Slide the means together — both KLs go to zero. Slide them apart, or change the variances, and the two values diverge: KL is asymmetric. Set μ_p = μ_q and σ_p = σ_q to see KL = 0 exactly. The closed form for Gaussians is log(σ_q/σ_p) + (σ_p² + (μ_p−μ_q)²)/(2σ_q²) − 1/2.

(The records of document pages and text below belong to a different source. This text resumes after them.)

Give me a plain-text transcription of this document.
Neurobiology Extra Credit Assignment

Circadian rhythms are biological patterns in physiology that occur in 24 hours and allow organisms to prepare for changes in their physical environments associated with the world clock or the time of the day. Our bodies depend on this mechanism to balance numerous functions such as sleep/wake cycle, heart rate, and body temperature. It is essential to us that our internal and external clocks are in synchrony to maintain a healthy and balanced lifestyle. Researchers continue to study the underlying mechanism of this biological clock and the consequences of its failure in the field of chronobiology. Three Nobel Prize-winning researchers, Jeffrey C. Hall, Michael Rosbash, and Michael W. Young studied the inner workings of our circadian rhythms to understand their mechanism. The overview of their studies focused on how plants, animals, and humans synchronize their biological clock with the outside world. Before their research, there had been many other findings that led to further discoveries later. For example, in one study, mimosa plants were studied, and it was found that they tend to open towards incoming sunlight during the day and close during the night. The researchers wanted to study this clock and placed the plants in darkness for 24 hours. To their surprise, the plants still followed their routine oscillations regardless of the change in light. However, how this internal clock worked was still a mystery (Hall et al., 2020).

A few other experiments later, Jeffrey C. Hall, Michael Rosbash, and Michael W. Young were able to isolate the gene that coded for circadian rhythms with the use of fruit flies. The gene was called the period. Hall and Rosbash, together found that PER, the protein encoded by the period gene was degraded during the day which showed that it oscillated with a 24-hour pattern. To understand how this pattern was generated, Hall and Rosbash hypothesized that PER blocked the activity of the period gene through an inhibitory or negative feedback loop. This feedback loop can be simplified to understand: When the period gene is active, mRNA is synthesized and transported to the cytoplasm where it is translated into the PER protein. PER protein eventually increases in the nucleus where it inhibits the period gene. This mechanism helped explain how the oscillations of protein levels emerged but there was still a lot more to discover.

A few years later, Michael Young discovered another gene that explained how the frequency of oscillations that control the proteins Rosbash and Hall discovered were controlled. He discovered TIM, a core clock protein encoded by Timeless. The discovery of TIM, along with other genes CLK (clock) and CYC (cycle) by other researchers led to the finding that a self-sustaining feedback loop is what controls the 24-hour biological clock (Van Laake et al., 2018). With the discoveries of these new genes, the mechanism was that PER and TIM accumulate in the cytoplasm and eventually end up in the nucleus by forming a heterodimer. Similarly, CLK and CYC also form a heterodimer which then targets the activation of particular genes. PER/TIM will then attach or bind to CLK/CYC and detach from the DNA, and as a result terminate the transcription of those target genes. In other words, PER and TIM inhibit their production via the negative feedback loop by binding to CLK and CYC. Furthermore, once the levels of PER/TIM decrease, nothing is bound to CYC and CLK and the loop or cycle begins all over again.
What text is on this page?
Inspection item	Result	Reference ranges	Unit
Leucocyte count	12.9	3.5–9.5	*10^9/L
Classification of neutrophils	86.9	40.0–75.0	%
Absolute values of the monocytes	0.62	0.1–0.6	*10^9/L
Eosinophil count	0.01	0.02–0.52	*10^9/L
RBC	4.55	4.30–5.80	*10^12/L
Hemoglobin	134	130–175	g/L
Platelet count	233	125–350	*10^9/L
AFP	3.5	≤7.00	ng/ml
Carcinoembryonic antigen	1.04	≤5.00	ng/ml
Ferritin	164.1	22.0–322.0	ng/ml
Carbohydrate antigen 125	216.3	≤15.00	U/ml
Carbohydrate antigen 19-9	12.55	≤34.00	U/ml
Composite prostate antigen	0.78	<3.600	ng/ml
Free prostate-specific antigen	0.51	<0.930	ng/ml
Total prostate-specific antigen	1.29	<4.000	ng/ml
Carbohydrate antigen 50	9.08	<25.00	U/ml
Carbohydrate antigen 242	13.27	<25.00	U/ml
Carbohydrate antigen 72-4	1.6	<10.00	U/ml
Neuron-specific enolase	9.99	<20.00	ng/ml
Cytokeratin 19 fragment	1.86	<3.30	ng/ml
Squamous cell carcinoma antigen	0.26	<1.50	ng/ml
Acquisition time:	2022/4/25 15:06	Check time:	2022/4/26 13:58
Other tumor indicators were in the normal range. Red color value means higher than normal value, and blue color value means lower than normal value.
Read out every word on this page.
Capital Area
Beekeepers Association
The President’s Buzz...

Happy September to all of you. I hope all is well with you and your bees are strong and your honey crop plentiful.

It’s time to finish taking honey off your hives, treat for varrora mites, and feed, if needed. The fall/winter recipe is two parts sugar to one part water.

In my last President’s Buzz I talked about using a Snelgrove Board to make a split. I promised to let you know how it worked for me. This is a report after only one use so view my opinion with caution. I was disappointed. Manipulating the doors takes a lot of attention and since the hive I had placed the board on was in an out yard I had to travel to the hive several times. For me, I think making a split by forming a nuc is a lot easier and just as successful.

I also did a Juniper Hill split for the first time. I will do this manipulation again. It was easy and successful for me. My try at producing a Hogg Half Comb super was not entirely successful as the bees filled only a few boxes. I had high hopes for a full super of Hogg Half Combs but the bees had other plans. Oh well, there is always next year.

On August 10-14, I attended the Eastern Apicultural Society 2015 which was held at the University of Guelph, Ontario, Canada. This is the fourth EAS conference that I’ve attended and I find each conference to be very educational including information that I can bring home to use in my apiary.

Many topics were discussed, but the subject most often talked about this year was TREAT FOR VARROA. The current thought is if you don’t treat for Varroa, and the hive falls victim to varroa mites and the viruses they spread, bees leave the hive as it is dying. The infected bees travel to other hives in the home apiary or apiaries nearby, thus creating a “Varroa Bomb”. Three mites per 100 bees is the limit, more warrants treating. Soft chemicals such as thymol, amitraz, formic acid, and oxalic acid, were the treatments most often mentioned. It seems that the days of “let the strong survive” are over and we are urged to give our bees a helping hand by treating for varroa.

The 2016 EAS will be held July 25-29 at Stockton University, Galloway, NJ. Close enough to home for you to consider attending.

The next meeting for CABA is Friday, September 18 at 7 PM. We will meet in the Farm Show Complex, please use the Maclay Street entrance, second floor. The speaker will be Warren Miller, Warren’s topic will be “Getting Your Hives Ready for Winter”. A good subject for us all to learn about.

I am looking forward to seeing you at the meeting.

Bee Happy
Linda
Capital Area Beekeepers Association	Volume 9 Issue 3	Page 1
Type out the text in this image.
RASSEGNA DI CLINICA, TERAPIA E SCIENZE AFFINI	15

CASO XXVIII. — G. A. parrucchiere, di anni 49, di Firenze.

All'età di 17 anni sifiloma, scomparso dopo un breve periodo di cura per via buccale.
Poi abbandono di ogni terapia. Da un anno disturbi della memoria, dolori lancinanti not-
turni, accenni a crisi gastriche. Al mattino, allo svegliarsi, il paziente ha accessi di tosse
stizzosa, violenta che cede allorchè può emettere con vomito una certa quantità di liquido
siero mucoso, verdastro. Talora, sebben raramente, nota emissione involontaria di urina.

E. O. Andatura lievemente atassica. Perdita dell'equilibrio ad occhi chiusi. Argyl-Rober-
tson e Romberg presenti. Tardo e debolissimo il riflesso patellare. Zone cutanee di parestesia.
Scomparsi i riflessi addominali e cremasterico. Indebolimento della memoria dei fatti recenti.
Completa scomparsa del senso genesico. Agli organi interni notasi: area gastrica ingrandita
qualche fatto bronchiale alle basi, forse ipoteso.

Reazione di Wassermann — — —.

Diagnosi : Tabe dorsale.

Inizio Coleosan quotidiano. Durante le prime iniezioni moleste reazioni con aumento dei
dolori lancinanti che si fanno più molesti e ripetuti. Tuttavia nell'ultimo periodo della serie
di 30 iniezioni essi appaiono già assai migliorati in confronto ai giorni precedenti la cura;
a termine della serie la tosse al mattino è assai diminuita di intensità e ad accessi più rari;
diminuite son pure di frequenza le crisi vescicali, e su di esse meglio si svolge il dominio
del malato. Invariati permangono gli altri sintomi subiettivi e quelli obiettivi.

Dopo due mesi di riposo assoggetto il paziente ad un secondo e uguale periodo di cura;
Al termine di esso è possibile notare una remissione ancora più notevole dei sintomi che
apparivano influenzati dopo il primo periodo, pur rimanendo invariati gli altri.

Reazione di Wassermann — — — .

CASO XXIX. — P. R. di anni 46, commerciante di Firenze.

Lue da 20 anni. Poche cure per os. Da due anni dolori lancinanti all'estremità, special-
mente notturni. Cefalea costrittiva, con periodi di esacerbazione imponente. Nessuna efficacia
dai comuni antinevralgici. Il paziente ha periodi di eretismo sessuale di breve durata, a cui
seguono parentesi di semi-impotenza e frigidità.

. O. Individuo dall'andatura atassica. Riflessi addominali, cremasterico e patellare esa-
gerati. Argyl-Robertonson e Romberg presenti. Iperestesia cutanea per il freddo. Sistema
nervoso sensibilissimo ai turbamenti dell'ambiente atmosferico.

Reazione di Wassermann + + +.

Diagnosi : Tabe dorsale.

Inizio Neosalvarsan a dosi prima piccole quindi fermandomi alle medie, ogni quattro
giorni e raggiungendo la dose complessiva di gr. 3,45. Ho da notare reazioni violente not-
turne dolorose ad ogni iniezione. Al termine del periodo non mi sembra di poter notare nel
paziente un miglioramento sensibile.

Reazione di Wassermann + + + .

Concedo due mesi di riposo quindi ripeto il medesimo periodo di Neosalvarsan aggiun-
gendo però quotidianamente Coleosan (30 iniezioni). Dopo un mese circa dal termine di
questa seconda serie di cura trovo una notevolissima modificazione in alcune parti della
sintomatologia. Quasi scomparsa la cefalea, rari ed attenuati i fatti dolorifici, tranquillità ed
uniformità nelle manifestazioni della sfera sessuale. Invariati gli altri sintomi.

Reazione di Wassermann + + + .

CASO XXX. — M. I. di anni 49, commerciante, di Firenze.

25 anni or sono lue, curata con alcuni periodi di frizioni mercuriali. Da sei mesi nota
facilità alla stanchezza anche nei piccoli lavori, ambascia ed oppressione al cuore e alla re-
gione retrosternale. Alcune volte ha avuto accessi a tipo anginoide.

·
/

Interactive: Cross-Entropy as Classification Loss

Binary first: true label is 1, slide the predicted probability and watch −log p plotted live. Switch to multi-class: four classes, true is class 2, sliders feed a softmax, and cross-entropy reduces to −log q[true].
p (class = 1)0.700
Loss − log p
0.3567 nats
Limit behaviour
p → 1: loss → 0
p → 0: loss → ∞

Single example, true label = 1. Cross-entropy reduces to −log p. Confident-and-correct gives zero loss. Confident-and-wrong is unboundedly punished — that asymmetry is why log-loss penalises overconfidence in classifiers.

The math objects

  • Shannon entropy: H(p) = − Σ p_i log p_i. Units are bits when the log is base 2, nats when natural. H ≥ 0 always; H = 0 iff p is one-hot; H = log(k) (its maximum over k classes) iff p is uniform.
  • KL divergence: KL(p ‖ q) = Σ p_i log(p_i / q_i). Always ≥ 0 (Gibbs' inequality), and zero iff p = q. Asymmetric — KL(p ‖ q) ≠ KL(q ‖ p) in general — so it is not a metric, but a one-sided "cost of using q when the truth is p."
  • Cross-entropy: H(p, q) = − Σ p_i log q_i = H(p) + KL(p ‖ q). When p is the (fixed) true distribution, minimizing H(p, q) over q is exactly minimizing KL(p ‖ q). For one-hot labels, H(p, q) collapses to −log q[true] — the log-loss every classifier optimizes.
  • Gaussian closed forms: the differential entropy of N(μ, σ²) is ½ log(2πe σ²) (depends only on σ); the KL between two univariate Gaussians is log(σ_q/σ_p) + (σ_p² + (μ_p − μ_q)²)/(2σ_q²) − 1/2. These are the workhorses of variational inference, where divergences between Gaussians appear in every ELBO.
  • Softmax: the canonical map from real-valued logits z to a probability distribution: q_i = exp(z_i) / Σ_j exp(z_j). Composed with cross-entropy, the gradient against z simplifies to q − p — the classic "softmax-cross-entropy" result that makes training neural networks tractable.

Key takeaways

  • Entropy measures uncertainty; uniform is maximum, one-hot is zero.
  • KL divergence measures how far one distribution is from another — non-negative, asymmetric, zero iff equal.
  • Cross-entropy = entropy + KL; minimizing cross-entropy is minimizing KL when the truth is fixed.
  • For one-hot labels, cross-entropy collapses to −log q[true class] — the log-loss of every classifier.
  • The softmax-cross-entropy gradient is q − p — clean, scale-invariant, and the reason classification networks train at all.